House with parrots

The elegant Art Nouveau house at Poltavskyi Shliakh Street, 57 got its name from the details framing the windows of the third, attic floor – stylized as parrots.

Photo: Ivan Ponomarenko, 2021

The house was built in 1906 according to the design of Jūlijs Caune for F. V. Alsop, who was engaged in the sale of agricultural machinery and automobiles.

Photo: Ivan Ponomarenko, 2021

In addition to the traditional Art Nouveau facade decorations in the style of floral ornamentation, it is worth noting some other elegant details of this style that have been preserved – the balcony railing on the second floor and the metal grilles on the ends of the building at the level of the third floor, resembling musical notes.

Photo: Ivan Ponomarenko, 2021

One can only guess how elegant the entrance group with the round frame of the door, long lost, was once.

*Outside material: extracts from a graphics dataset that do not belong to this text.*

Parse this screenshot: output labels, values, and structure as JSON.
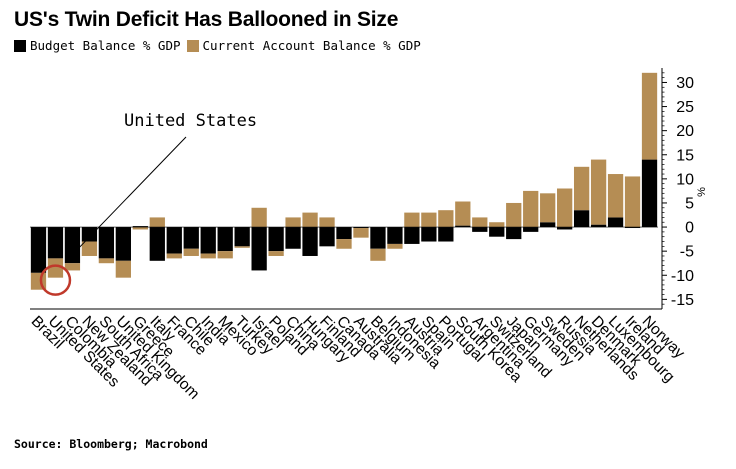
{
  "title": "US's Twin Deficit Has Ballooned in Size",
  "source": "Source: Bloomberg; Macrobond",
  "chart_data": {
    "type": "bar",
    "stacked": true,
    "ylabel": "%",
    "ylim": [
      -17,
      33
    ],
    "yticks": [
      30,
      25,
      20,
      15,
      10,
      5,
      0,
      -5,
      -10,
      -15
    ],
    "grid": false,
    "legend_position": "top-left",
    "categories": [
      "Brazil",
      "United States",
      "Colombia",
      "New Zealand",
      "South Africa",
      "United Kingdom",
      "Greece",
      "Italy",
      "France",
      "Chile",
      "India",
      "Mexico",
      "Turkey",
      "Israel",
      "Poland",
      "China",
      "Hungary",
      "Finland",
      "Canada",
      "Australia",
      "Belgium",
      "Indonesia",
      "Austria",
      "Spain",
      "Portugal",
      "South Korea",
      "Argentina",
      "Switzerland",
      "Japan",
      "Germany",
      "Sweden",
      "Russia",
      "Netherlands",
      "Denmark",
      "Luxembourg",
      "Ireland",
      "Norway"
    ],
    "series": [
      {
        "name": "Budget Balance % GDP",
        "color": "#000000",
        "values": [
          -9.5,
          -6.5,
          -7.5,
          -3.0,
          -6.5,
          -7.0,
          0.2,
          -7.0,
          -5.5,
          -4.5,
          -5.5,
          -5.0,
          -4.0,
          -9.0,
          -5.0,
          -4.5,
          -6.0,
          -4.0,
          -2.5,
          -0.2,
          -4.5,
          -3.5,
          -3.5,
          -3.0,
          -3.0,
          0.3,
          -1.0,
          -2.0,
          -2.5,
          -1.0,
          1.0,
          -0.5,
          3.5,
          0.5,
          2.0,
          -0.2,
          14.0
        ]
      },
      {
        "name": "Current Account Balance % GDP",
        "color": "#b58d54",
        "values": [
          -3.5,
          -4.0,
          -1.5,
          -3.0,
          -1.0,
          -3.5,
          -0.5,
          2.0,
          -1.0,
          -1.5,
          -1.0,
          -1.5,
          -0.3,
          4.0,
          -1.0,
          2.0,
          3.0,
          2.0,
          -2.0,
          -2.0,
          -2.5,
          -1.0,
          3.0,
          3.0,
          3.5,
          5.0,
          2.0,
          1.0,
          5.0,
          7.5,
          6.0,
          8.0,
          9.0,
          13.5,
          9.0,
          10.5,
          18.0
        ]
      }
    ],
    "annotations": [
      {
        "text": "United States",
        "category": "United States"
      }
    ]
  }
}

Photo: Ivan Ponomarenko, 2021

Back in 2018, the doors were wooden, although most likely they were already non-original and not as beautiful as the original Art Nouveau doors could have been.

Photo: Ivan Ponomarenko, 2018

But the most significant loss is the side facade, which previously faced Rubanivskyi Lane. It was distinguished by a beautiful entrance group and a complex rhythm, which was set by the “differently sized” windows and the details framing them, on the third floor. Next to the side facade was a platform for equipment, framed by an Art Nouveau fence. All this was finally lost in 1956 during the construction of a house for the workers of the Chervonyi Zhovten factory, which made Rubanivskyi Lane dead-end and squeezed the “parrot house” into a vice along with its modern neighbor, the Neroslev apartment building (1914, architect Z. Kharmansky).

1900s

In the advertising brochure of the trading house of F. Alsop, one can see both complex agricultural machines such as threshers with a mobile steam engine, and simple plows, presses, etc. All images feature Ukrainian peasants in national clothes and landscapes of the Ukrainian village.

The 1913 advertisement states that in the warehouse of F. Alsop’s cars one could also buy the latest models of German Benz cars.

The warehouse of agricultural machinery and tools and the mill-building office of F. V. Alsop also had branches in Poltava, Oleksandrivsk (Zaporizhzhya), Katerynoslav province and Bakhmut. The archives have preserved business correspondence between Alsop’s office and the Ernst Melgose plant – one of the largest manufacturers of agricultural equipment in Kharkiv.